Woodside Petroleum Australia, yang mengembangkan ladang gas baru di lepas pantai Myanmar juga melakukan hal sama. Perusahaan itu mengutuk pelanggaran hak asasi manusia (HAM) akibat kekerasan yang dilakukan junta.

"Kami telah mengurangi kehadiran kami di dalam negeri dan demobilisasi penuh tim pengeboran eksplorasi lepas pantai kami telah selesai," ujar perusahaan dikutip dari Asia Nikkei Selasa (20/4/2021). Semua staf dan alat produksi bahkan sudah ditarik keluar sejak Maret.

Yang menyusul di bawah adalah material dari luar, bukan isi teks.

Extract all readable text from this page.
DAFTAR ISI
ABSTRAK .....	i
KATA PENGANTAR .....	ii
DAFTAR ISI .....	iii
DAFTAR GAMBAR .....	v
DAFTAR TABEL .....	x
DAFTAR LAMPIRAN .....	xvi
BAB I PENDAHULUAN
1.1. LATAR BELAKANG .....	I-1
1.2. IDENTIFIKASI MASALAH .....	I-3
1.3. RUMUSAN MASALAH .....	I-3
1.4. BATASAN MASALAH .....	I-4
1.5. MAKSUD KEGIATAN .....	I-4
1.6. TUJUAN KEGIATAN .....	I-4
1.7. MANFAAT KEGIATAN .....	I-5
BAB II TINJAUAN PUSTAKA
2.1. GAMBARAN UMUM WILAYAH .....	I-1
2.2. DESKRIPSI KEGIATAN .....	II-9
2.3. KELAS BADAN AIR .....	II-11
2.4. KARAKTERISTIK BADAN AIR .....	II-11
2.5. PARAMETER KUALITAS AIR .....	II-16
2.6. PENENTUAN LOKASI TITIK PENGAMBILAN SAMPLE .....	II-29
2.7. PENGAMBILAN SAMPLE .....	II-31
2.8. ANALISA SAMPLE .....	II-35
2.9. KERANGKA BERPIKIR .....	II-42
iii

Namun langkah ini tidak diikuti oleh raksasa energi Prancis, Total. Perusahaan yang menjalankan ladang gas bawah laut terbesar Myanmar dalam hal volume produksi, berencana untuk tetap melanjutkan produksi di sana.

Ladang tersebut memasok sekitar setengah dari gas alam Myanmar yang digunakan untuk pembangkit listrik. "Penghentian produksi akan sama dengan hilangnya listrik bagi jutaan orang," kata CEO Total Patrick Pouyanne dalam sebuah opini untuk sebuah surat kabar Prancis.

Sektor minyak dan gas alam Myanmar merupakan salah satu sumber pendapatan devisa bagi pemerintahan junta militer Myanmar saat ini. Maka itu banyak pihak menyuarakan akan penghentian sementara operasi gas alam disana.

"Sektor minyak dan gas adalah satu-satunya sumber pendapatan terbesar yang mengalir ke tangan perusahaan kriminal ini," kata Thomas Andrews, pelapor khusus PBB untuk HAM Myanmar dalam sidang Komite Hubungan Luar Negeri Senat pada akhir Maret.

"Jadi, penting ... kita menghentikannya."

Sebelumnya, negara-negara Barat bersama Jepang memberikan beberapa sanksi kepada pihak junta militer yang melakukan kudeta dan bertindak represif terhadap pendemo. Bahkan beberapa perusahaan yang berafiliasi dengan junta juga mendapatkan sanksi-sanksi ini.

Baru-baru ini perusahaan pengelola Pelabuhan Adani di India, Special Economic Zone Ltd, didepak dari indeks sustainability S&P Dow Jones karena hubungan bisnis perusahaan itu dengan militer Myanmar. Uni Eropa juga memberi tambahan sanksi baru, ke individu dan dua raksasa Myanmar.

Kondisi di Myanmar sendiri semakin hari semakin memprihatinkan. Gelombang unjuk rasa anti-kudeta yang meluas ditanggapi dengan kekerasan oleh pasukan keamanan yang dipimpin Jenderal Min Aung Hlaing.

Tercatat sudah lebih dari 700 orang tewas semenjak demo besar-besaran untuk menentang kudeta militer yang menggulingkan pemipin de facto dan aktivis demokrasi Aung San Suu Kyi pada 1 Februari lalu.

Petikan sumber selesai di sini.